Il fatto è che la legge aggiunge poco o niente alle regole già in vigore. Non serve infatti scrivere nel testo che chi ritenga di esser vittima di cyberbullismo deve rivolgersi al gestore della piattaforma per chiedere di porvi fine rimuovendo o bloccando il contenuto incriminato. Ed egualmente non serve una nuova legge per dire dire che la questione rientra nella competenza del Garante per la privacy  chi ne è vittima può rivolgersi a quest’ultimo per chiedere tutela e giustizia: né serviva convocare presso la presidenza del consiglio dei ministri un ennesimo tavolo tecnico.
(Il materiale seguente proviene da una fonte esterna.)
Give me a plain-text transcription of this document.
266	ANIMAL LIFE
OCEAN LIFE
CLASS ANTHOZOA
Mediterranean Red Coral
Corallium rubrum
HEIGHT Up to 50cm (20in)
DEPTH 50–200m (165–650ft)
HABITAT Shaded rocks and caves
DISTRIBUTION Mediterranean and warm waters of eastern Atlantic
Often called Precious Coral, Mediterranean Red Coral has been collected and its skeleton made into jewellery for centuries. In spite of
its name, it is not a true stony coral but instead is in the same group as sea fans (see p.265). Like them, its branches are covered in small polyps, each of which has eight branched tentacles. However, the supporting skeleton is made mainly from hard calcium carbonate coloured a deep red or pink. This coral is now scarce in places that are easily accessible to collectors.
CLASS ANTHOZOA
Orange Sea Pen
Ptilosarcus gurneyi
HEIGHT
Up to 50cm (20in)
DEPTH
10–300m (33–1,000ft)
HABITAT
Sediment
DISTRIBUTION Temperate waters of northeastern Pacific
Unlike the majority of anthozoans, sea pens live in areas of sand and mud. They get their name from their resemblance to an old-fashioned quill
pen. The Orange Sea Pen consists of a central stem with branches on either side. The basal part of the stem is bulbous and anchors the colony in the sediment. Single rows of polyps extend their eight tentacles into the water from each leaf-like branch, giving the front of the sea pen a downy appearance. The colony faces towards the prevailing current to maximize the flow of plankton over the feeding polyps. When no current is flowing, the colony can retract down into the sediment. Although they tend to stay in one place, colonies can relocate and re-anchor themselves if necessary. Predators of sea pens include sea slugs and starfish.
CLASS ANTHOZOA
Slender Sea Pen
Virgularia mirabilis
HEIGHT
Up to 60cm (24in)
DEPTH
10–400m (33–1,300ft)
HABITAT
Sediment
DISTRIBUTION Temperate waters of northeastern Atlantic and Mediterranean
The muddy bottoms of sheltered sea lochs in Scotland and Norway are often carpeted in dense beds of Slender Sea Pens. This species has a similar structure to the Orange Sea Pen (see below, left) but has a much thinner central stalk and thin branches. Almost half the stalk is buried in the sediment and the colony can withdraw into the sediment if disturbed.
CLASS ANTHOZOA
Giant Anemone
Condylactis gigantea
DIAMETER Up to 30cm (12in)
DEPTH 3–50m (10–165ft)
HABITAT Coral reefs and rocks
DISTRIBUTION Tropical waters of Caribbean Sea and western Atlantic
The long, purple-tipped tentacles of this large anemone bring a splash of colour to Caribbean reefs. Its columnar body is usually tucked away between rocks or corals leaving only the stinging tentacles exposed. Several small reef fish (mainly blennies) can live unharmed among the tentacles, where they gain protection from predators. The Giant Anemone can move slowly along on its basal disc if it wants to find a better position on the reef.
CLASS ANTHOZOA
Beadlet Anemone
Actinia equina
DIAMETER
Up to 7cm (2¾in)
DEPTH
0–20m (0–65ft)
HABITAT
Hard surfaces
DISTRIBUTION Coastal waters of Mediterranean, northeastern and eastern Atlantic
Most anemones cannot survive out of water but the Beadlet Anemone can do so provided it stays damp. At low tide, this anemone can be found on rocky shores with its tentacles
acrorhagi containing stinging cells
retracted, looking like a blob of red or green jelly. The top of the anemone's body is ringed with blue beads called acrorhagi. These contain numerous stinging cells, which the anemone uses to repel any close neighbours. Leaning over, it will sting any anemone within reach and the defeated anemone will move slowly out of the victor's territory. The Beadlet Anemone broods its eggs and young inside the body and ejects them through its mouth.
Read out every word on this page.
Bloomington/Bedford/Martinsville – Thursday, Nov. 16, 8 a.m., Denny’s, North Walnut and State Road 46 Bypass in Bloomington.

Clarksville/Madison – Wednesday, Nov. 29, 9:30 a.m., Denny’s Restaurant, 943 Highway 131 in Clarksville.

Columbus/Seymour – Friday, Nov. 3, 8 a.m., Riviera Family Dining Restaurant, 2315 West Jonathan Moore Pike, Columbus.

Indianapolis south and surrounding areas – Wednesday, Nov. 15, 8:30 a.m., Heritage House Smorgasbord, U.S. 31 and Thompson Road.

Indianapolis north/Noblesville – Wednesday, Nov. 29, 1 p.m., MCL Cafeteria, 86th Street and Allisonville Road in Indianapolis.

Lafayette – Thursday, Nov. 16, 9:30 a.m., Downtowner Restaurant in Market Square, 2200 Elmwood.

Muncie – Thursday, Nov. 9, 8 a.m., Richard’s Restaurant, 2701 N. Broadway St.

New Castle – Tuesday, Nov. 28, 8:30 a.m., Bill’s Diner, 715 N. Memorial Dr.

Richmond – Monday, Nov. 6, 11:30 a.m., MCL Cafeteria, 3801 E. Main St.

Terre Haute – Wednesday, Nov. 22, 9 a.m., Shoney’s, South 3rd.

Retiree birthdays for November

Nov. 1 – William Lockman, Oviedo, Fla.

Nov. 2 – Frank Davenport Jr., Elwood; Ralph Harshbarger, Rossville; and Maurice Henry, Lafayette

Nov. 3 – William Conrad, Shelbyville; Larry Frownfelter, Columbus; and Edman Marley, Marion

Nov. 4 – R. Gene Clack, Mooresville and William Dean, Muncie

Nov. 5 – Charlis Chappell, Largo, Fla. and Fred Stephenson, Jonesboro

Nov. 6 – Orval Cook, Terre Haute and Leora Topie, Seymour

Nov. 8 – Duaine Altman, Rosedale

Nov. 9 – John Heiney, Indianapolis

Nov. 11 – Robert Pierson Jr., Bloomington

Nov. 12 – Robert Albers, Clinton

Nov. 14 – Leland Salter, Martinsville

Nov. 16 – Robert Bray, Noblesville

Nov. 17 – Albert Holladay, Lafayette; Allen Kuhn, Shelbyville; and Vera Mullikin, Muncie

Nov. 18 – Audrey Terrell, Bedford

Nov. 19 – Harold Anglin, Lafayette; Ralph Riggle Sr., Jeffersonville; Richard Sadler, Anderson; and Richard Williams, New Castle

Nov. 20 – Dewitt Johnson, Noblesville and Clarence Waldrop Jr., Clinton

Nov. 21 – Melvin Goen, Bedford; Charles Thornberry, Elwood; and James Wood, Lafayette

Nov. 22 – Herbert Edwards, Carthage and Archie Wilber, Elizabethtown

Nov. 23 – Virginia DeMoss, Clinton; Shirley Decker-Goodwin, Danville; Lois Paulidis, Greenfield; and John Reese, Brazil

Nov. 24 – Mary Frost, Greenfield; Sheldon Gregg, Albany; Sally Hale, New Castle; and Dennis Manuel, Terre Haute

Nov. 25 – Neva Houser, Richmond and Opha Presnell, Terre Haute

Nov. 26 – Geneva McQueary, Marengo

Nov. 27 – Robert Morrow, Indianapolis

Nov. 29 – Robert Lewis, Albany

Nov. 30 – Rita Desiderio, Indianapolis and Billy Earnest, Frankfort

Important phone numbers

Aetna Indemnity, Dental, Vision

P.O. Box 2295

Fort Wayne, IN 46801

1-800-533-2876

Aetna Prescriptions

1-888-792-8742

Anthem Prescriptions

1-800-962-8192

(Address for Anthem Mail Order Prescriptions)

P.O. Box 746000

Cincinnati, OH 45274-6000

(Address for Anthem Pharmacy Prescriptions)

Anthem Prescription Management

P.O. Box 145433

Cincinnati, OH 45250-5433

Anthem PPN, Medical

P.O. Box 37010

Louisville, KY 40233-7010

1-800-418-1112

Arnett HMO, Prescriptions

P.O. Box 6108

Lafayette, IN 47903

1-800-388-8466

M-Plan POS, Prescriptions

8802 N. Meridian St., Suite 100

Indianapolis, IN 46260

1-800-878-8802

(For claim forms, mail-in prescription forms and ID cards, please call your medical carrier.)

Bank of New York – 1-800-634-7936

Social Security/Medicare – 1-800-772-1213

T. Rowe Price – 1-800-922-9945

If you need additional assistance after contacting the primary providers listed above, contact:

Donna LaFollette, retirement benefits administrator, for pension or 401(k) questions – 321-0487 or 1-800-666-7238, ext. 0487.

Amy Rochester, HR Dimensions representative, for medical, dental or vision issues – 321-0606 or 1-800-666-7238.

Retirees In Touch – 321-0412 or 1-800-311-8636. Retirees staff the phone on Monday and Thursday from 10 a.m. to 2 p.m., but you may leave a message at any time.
Ma l’aspetto più difficile da digerire è che nessuna di queste iniziative appare davvero determinante per prevenire e combattere il cyberbullismo. Un sospetto di ipocrisia istituzionale avvalorato dalla circostanza che ammonta appena a 220mila euro per 41 mila scuole-ovvero poco più di 5 euro a  scuola- lo stanziamento previsto per le iniziative di contrasto al cyber- bullismo. Non si può dichiarare guerra-specie ad un fenomeno tanto dilagante e subdolo- senza soldi e risorse. Peccato ma è così.